Meskipun Kecil dan Sesak Pulau Ini Menjadi Rebutan 2 Negara


Meskipun kecil dan terlihat kumuh, namun kamu jangan heran jika pulau ini menjadi rebutan oleh dua negara, dua negara bersitegang akibat saling claim sebagai pemilik pulau ini.

Apa yang istimewa di pulau ini? sepintas selalu jika kita melihat kondisinya tentu pulau ini tidak memiliki sumber daya alam seperti minya bumi, gas ataupun logam mineral lainya.


Pulau ini beranam Magingo yang terletak di tengah-tengah danau victoria salah satu danau terbesar di dunia, ukuranya tidak lebih luas dari lapangan sepak bola, meskipun kecil pulau ini memiliki 131 rumah yang saling berhimpitan, seperti gambar di atas kamu bisa melihat sendiri kondisi rumah yang penuh sesak berdiri di atas pulau bebatuan di atas.


Pulau ini di sebut juga sebagai pulau nelayan, karena hampir rata-rata yang mendiami pulau ini adalah nelayan pendatang, dahulu pulau magingo tidak berpenghuni namun di tahun 1991 dua orang nelayan menemukan dan tiba di pulau ini, mereka adalah nelayan dari negara kenya bernama dalmas tembo dan george kibebe.


Ketika di temukan oleh dalmas dan george pulau ini di huni oleh burung-burung dan ular berbisa, namun kedua nelayan tersebut meminta bantuan kepada nelayan kenya lainya untuk bersama-sama membersihkan pulau ini lalu nelayan dari uganda tanzania datang dan bergabung ke pulau ini. meskipun penuh dan sesak di pulau ini juga terdapat salon kecantikan, rumah bordil. apotek serta beberapa penginapan bagi wisatawan yang datang.

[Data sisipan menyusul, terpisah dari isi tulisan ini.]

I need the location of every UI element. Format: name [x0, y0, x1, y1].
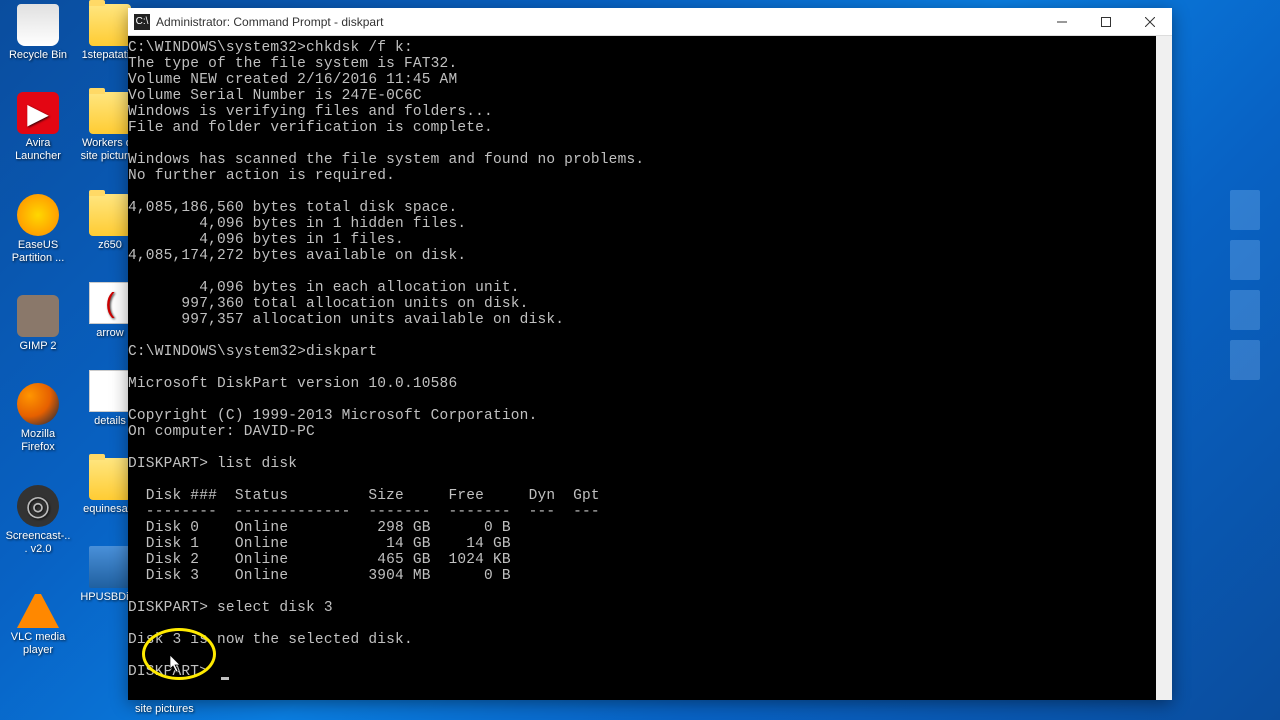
terminal-cursor	[221, 677, 229, 680]
titlebar[interactable]: C:\ Administrator: Command Prompt - disk…	[128, 8, 1172, 36]
icon-label: arrow	[96, 327, 124, 340]
folder-workers-icon	[89, 92, 131, 134]
windows-hero-graphic	[1170, 180, 1280, 520]
firefox-icon	[17, 383, 59, 425]
minimize-button[interactable]	[1040, 8, 1084, 36]
window-title: Administrator: Command Prompt - diskpart	[156, 15, 1040, 29]
cmd-icon: C:\	[134, 14, 150, 30]
file-details-icon	[89, 370, 131, 412]
vlc[interactable]: VLC media player	[4, 586, 72, 657]
terminal-output[interactable]: C:\WINDOWS\system32>chkdsk /f k: The typ…	[128, 36, 1172, 700]
folder-z650-icon	[89, 194, 131, 236]
icon-label: VLC media player	[5, 631, 71, 657]
icon-label: GIMP 2	[19, 340, 56, 353]
avira-launcher-icon: ▶	[17, 92, 59, 134]
icon-label: Recycle Bin	[9, 49, 67, 62]
close-icon	[1145, 17, 1155, 27]
icon-label: Screencast-... v2.0	[5, 530, 71, 556]
recycle-bin[interactable]: Recycle Bin	[4, 4, 72, 62]
icon-label: z650	[98, 239, 122, 252]
avira-launcher[interactable]: ▶ Avira Launcher	[4, 92, 72, 163]
easeus-partition-icon	[17, 194, 59, 236]
folder-1step-icon	[89, 4, 131, 46]
file-arrow-icon: (	[89, 282, 131, 324]
minimize-icon	[1057, 17, 1067, 27]
folder-equinesafe-icon	[89, 458, 131, 500]
command-prompt-window[interactable]: C:\ Administrator: Command Prompt - disk…	[128, 8, 1172, 700]
recycle-bin-icon	[17, 4, 59, 46]
screencast[interactable]: ◎ Screencast-... v2.0	[4, 485, 72, 556]
vlc-icon	[17, 586, 59, 628]
icon-label: Avira Launcher	[5, 137, 71, 163]
firefox[interactable]: Mozilla Firefox	[4, 383, 72, 454]
maximize-icon	[1101, 17, 1111, 27]
icon-label: Mozilla Firefox	[5, 428, 71, 454]
maximize-button[interactable]	[1084, 8, 1128, 36]
easeus-partition[interactable]: EaseUS Partition ...	[4, 194, 72, 265]
gimp[interactable]: GIMP 2	[4, 295, 72, 353]
desktop[interactable]: Recycle Bin ▶ Avira Launcher EaseUS Partiti…	[0, 0, 1280, 720]
icon-label: EaseUS Partition ...	[5, 239, 71, 265]
icon-label: details	[94, 415, 126, 428]
hpusbdisk-icon	[89, 546, 131, 588]
scrollbar[interactable]	[1156, 36, 1172, 700]
taskbar-label: site pictures	[135, 703, 194, 715]
close-button[interactable]	[1128, 8, 1172, 36]
gimp-icon	[17, 295, 59, 337]
screencast-icon: ◎	[17, 485, 59, 527]
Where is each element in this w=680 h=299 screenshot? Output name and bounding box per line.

Ketertarikan para nelayan untuk menjadikan pulau ini sebagai tempat tinggal dikarenakan di sekitar pulau ini banyak melimpah jenis ikan nil perch,ikan air tawar yang besar dan kaya dengan gizi dan bernilai eskpor sangat tinggi, nil perch hasil tangkapan nelayan di pulau ini sejatikan akan di eksport untuk pasaran eropa karena permintaan yang tinggi di pasar eropa menjadikan pulau ini sebagai pemasukan buat negara yang memilikinya, makanya tak heran jika kedua negera yang bersengketa seperi kenya dan uganda mengclaim sebagai pemilik pulau ini.


Menurut laporan pendapatan nelayan di pulau ini bisa mencapai 3 juta perhari dari hasil menjual tangkapan ikan, biasanya para perusahaan yang mengekspor ikan nil perch ini akan datang dan membeli megambil hasil tangkapan para nelayan, mendengar penghasilan nelayan yang cukup tinggi pernah terjadi serangan oleh pembajak di pulau ini.


Yang habis menguras hasil pendapatan para nelayan, sehingga pemerintah uganda menurunkan personil meliter untuk membantu menjaga para nelayan di pulau ini sebari menancapkan bendera, hal tersebut membuat berang negara kenya hingga sekarang pulau ini masih menjadi sengketa.